I tip my fedora down and take a drag of my cigarette, blowing a plume of smoke whilst suppressing the urge to cough. I prefer vape pens and nicotine patches, but she doesn't need to know all my secrets. "You dames are all the same", I say cleverly, "with your big city ideas about efficient heating"

"But let me ask you this", I reach into my trenchcoat and pull out a leaflet, "is it really more efficient to burn fossil fuels to heat up a dark alleyway than to just wear a trenchcoat?" A silence greets us as the HVAC begins to hum at higher frequency. I push the leaflet about the sale on trenchcoats at a nearby warehouse into her porcelain hands, and then without looking back, stride mysteriously out of that alleyway.

[–] [email protected] 3 points 3 weeks ago (1 children)

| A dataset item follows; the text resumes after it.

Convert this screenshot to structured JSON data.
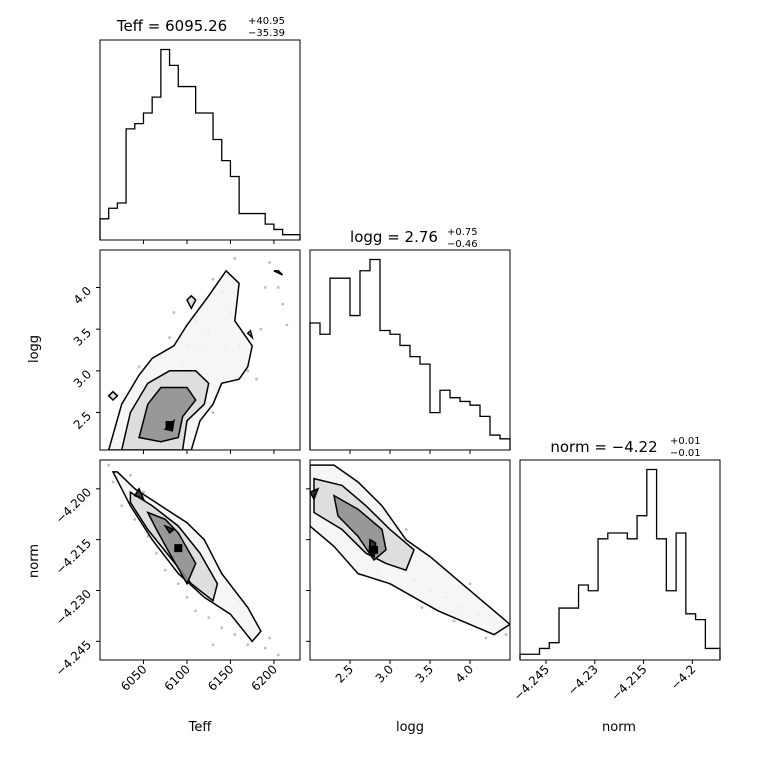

back in the day, if a guy said he was packin’ a heater, he wasn’t talkin’ about stayin’ warm—unless you count the kinda warmth that leaves smoke comin’ outta a guy’s chest.

[–] [email protected] 2 points 3 weeks ago* (last edited 3 weeks ago)

I chuckle darkly as she whispers sweet nothings to me to turn back, but my days of spraying gasoline on my chest and setting it on fire to entertain the morbid curiosities of my friends and admirers are over. "Friends don't let friends demean themselves" I say. I make a power fist and hold it high, just like my therapist taught me.